Doctors are worried recent changes by Bupa will leave hospital patients with higher out-of-pocket costs.
Revealing its latest annual report card on private health insurance, the Australian Medical Association singled out the insurer’s new gap cover arrangements.
The insurer would now only be providing maximum benefits for patients in hospitals with Bupa contracts, AMA President Michael Gannon said on Monday.
The association is worried the changes mean patients will not only need to confirm their preferred doctor has a gap arrangement with Bupa, but also if that doctor has admitting rights with a hospital Bupa has a contract with.
“Public confidence in private health insurance is already at an all-time low,” Dr Gannon told reporters in Perth on Monday.
“These changes will further devalue policies, which are a major financial burden for Australian families, and will place dangerous pressure on the already stressed public hospital system.”

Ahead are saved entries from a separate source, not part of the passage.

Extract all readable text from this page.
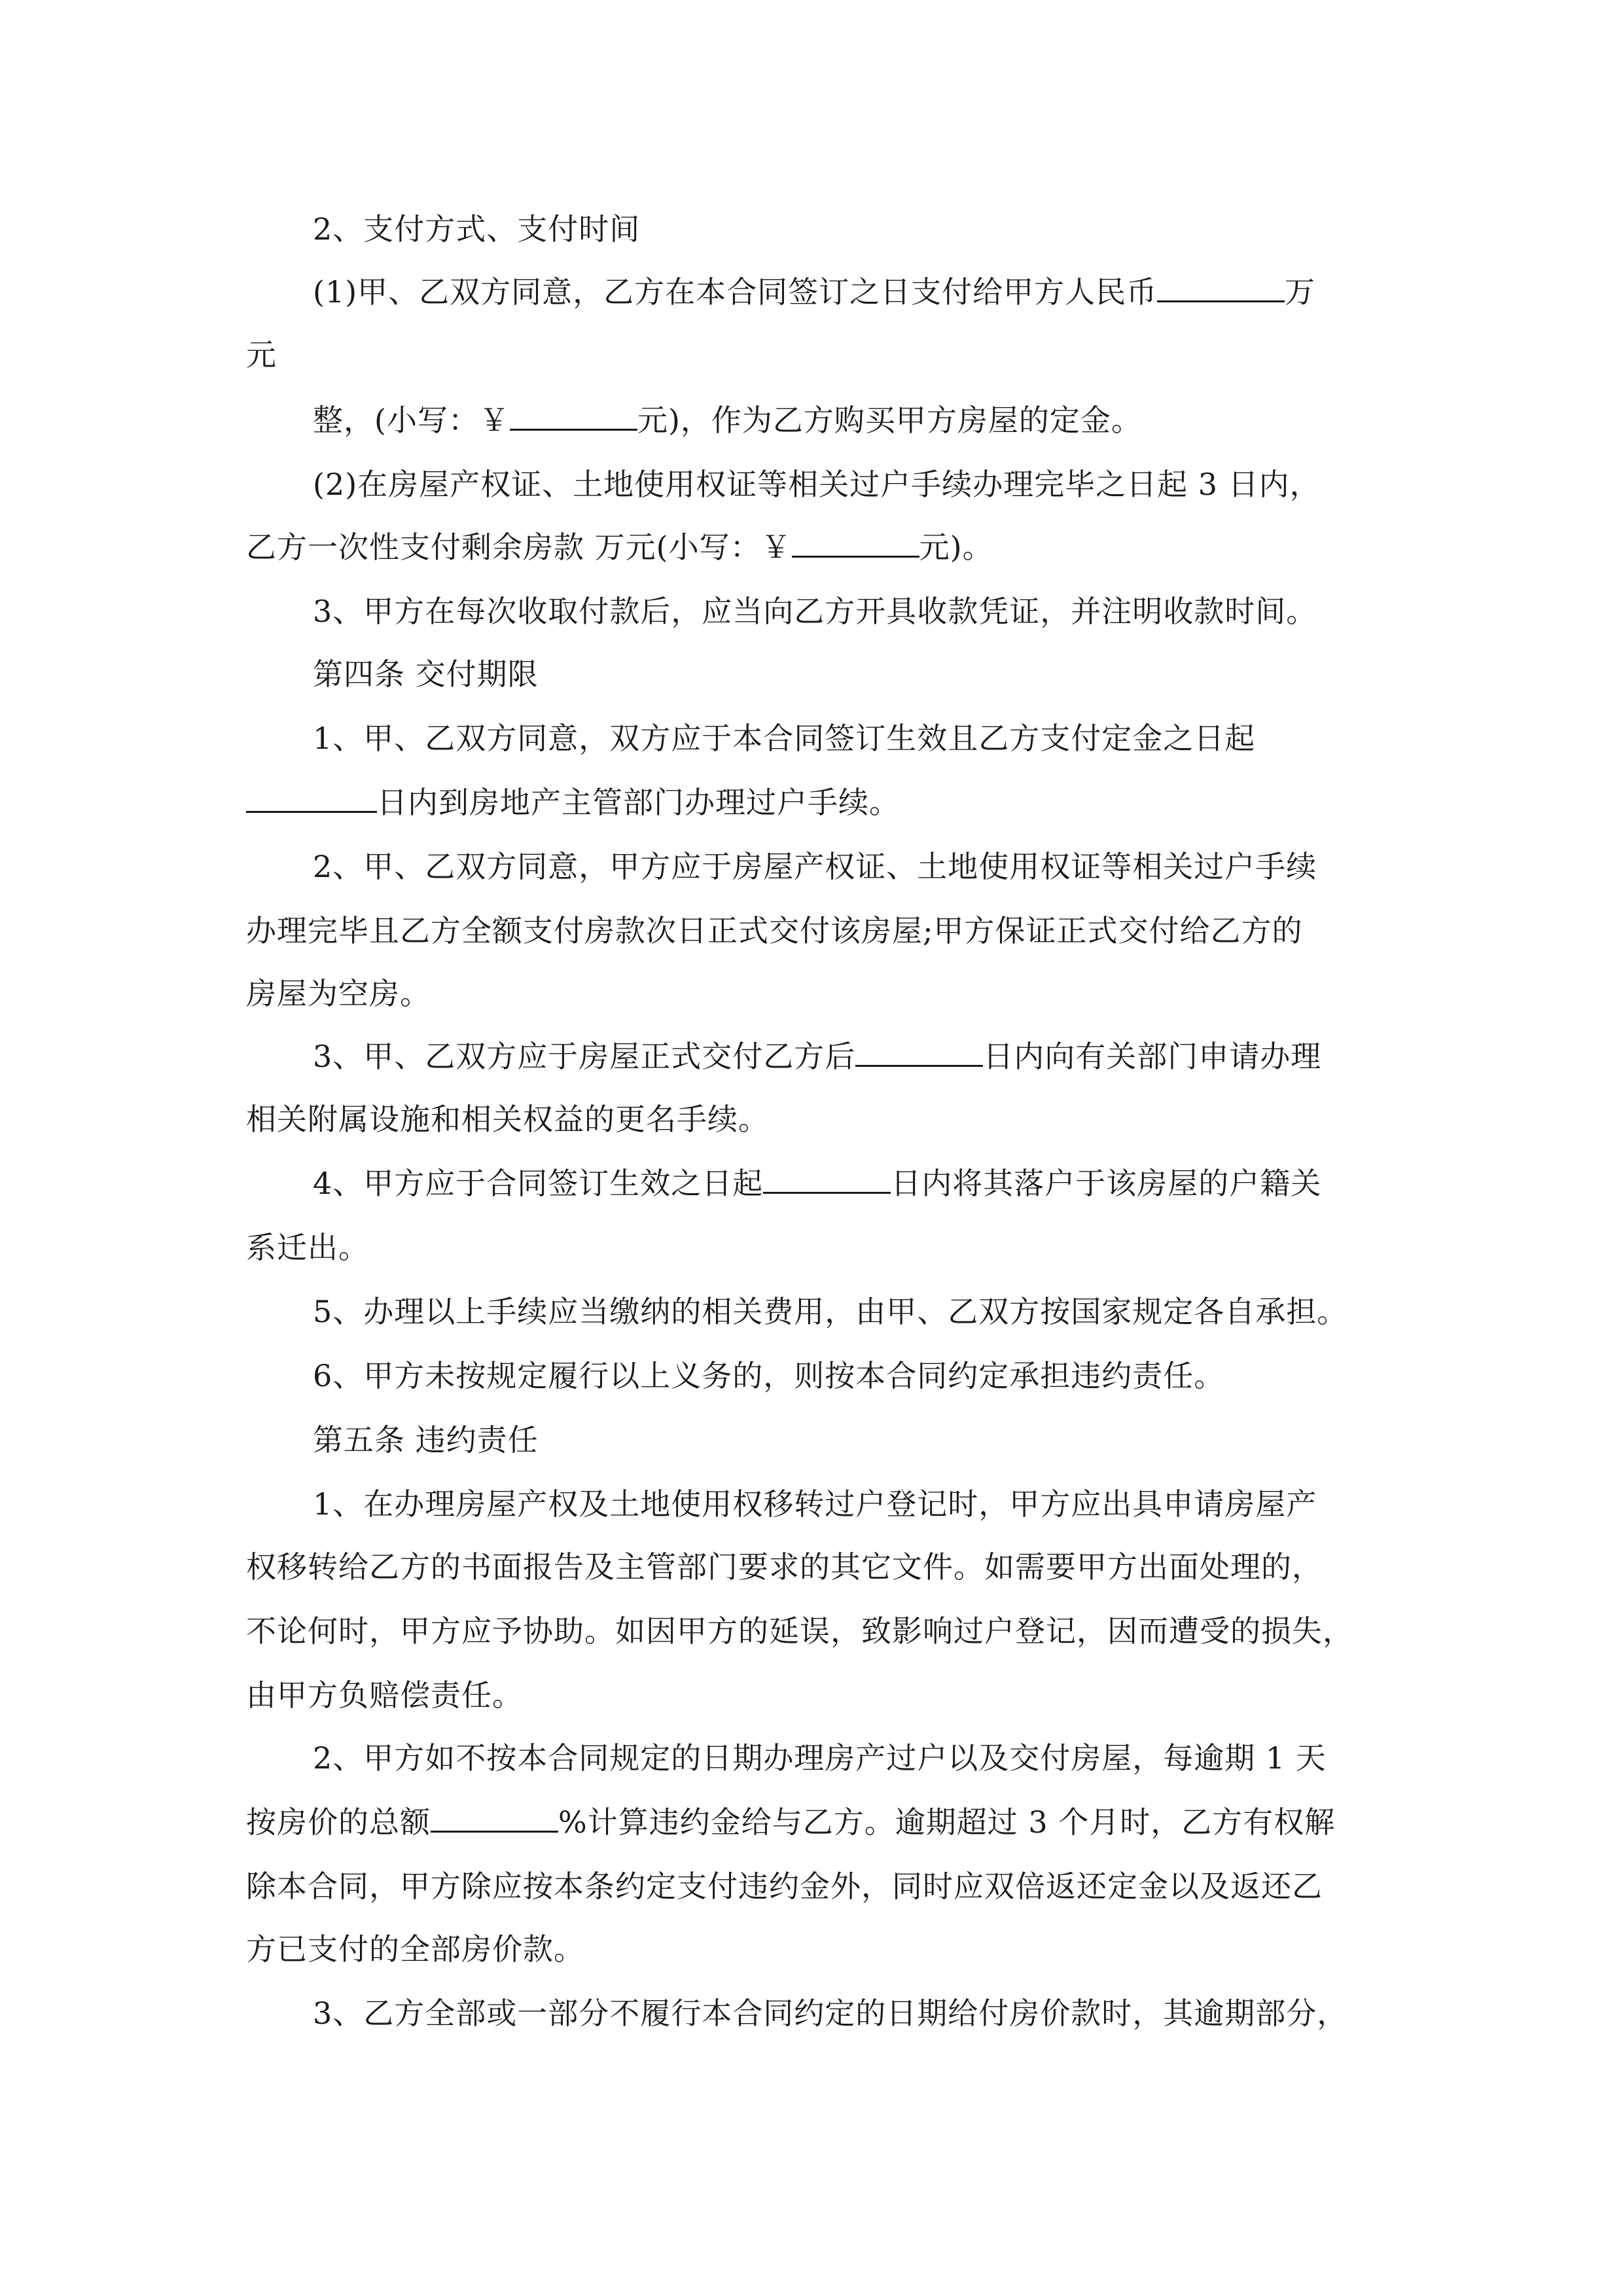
2、支付方式、支付时间
(1)甲、乙双方同意，乙方在本合同签订之日支付给甲方人民币	万
元
整，(小写：￥	元)，作为乙方购买甲方房屋的定金。
(2)在房屋产权证、土地使用权证等相关过户手续办理完毕之日起 3 日内，
乙方一次性支付剩余房款 万元(小写：￥	元)。
3、甲方在每次收取付款后，应当向乙方开具收款凭证，并注明收款时间。
第四条 交付期限
1、甲、乙双方同意，双方应于本合同签订生效且乙方支付定金之日起
日内到房地产主管部门办理过户手续。
2、甲、乙双方同意，甲方应于房屋产权证、土地使用权证等相关过户手续
办理完毕且乙方全额支付房款次日正式交付该房屋;甲方保证正式交付给乙方的
房屋为空房。
3、甲、乙双方应于房屋正式交付乙方后	日内向有关部门申请办理
相关附属设施和相关权益的更名手续。
4、甲方应于合同签订生效之日起	日内将其落户于该房屋的户籍关
系迁出。
5、办理以上手续应当缴纳的相关费用，由甲、乙双方按国家规定各自承担。
6、甲方未按规定履行以上义务的，则按本合同约定承担违约责任。
第五条 违约责任
1、在办理房屋产权及土地使用权移转过户登记时，甲方应出具申请房屋产
权移转给乙方的书面报告及主管部门要求的其它文件。如需要甲方出面处理的，
不论何时，甲方应予协助。如因甲方的延误，致影响过户登记，因而遭受的损失，
由甲方负赔偿责任。
2、甲方如不按本合同规定的日期办理房产过户以及交付房屋，每逾期 1 天
按房价的总额	%计算违约金给与乙方。逾期超过 3 个月时，乙方有权解
除本合同，甲方除应按本条约定支付违约金外，同时应双倍返还定金以及返还乙
方已支付的全部房价款。
3、乙方全部或一部分不履行本合同约定的日期给付房价款时，其逾期部分，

Bupa clarified its changes on March 7, revealing customers will still be able to use the Medical Gap Scheme in public hospitals if they pre-book their treatment as a private patient at least two working days before they’re admitted.

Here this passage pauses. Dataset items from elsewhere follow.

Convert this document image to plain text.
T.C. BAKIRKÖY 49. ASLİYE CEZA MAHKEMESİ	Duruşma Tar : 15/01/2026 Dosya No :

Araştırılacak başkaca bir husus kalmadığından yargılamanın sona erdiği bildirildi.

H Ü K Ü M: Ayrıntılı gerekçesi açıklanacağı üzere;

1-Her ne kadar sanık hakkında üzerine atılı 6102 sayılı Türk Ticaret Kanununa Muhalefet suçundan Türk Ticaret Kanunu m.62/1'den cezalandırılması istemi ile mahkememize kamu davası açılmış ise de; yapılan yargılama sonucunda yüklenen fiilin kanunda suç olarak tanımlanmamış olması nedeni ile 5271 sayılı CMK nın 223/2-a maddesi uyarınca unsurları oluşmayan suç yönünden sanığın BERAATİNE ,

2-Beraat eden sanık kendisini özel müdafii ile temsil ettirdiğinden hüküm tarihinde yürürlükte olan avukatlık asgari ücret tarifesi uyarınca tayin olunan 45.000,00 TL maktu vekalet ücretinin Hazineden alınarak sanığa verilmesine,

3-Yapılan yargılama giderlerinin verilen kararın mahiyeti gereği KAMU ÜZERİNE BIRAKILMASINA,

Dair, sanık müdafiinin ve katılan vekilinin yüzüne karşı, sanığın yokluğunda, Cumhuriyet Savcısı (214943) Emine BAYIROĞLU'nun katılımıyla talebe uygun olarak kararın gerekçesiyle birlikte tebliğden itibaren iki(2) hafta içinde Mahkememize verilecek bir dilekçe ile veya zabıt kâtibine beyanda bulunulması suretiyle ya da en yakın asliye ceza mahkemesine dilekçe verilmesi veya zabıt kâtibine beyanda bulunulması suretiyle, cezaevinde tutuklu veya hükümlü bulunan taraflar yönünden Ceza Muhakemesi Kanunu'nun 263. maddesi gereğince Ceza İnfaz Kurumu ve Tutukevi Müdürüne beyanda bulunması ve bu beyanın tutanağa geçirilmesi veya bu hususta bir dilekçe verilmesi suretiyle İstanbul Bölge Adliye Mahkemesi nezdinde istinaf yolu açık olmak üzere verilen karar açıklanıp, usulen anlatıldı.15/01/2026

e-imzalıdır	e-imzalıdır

In the annual report card, Dr Gannon also reiterated his association’s call for an end to so-called junk policies and said Australians should carefully consider what cover they need.
“We know there are more than 20,000 policy variations,” he said.

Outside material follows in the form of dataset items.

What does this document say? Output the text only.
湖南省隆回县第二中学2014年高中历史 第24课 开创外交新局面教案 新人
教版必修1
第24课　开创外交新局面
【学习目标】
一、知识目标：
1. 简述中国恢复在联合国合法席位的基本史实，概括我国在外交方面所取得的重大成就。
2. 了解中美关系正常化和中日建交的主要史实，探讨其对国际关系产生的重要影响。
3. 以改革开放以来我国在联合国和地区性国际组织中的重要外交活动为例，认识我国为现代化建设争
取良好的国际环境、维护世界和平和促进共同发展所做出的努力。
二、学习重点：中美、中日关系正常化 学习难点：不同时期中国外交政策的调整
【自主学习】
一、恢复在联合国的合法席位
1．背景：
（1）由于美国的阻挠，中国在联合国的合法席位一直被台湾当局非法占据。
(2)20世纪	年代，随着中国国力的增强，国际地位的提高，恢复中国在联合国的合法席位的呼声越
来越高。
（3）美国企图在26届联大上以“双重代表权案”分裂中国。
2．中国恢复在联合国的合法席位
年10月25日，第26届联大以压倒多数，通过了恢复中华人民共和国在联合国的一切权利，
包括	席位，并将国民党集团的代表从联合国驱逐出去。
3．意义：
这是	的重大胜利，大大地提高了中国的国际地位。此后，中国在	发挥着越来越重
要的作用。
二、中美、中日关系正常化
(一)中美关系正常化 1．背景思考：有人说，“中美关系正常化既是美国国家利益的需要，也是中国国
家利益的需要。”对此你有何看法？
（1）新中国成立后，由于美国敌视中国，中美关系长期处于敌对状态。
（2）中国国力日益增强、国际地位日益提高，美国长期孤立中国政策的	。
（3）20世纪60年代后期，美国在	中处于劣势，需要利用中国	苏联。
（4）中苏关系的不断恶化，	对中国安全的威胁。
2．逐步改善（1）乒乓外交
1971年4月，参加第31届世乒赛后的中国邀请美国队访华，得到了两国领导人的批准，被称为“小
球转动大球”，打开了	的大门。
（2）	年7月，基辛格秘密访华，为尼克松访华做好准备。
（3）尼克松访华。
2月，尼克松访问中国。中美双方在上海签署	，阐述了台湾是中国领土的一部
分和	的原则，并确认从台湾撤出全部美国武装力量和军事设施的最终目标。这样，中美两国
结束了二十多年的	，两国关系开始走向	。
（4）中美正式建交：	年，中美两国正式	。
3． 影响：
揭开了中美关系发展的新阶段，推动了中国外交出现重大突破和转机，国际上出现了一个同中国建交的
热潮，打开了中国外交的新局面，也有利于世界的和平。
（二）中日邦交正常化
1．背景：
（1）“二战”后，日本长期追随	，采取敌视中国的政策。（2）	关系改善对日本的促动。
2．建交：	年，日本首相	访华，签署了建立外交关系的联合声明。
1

The Turnbull government has announced reforms to insurance policies and how they are classified – into gold, silver, bronze and basic categories.
But the association says it’s important the changes are more than rebadging with a new label.
It also warns that without affordability being addressed, insurance membership rates will continue to fall and the viability of the entire health system will be threatened.
From April 1, premiums will increase by an average 3.95 per cent.
Health Minister Greg Hunt has insisted it’s the lowest approved rise in 17 years.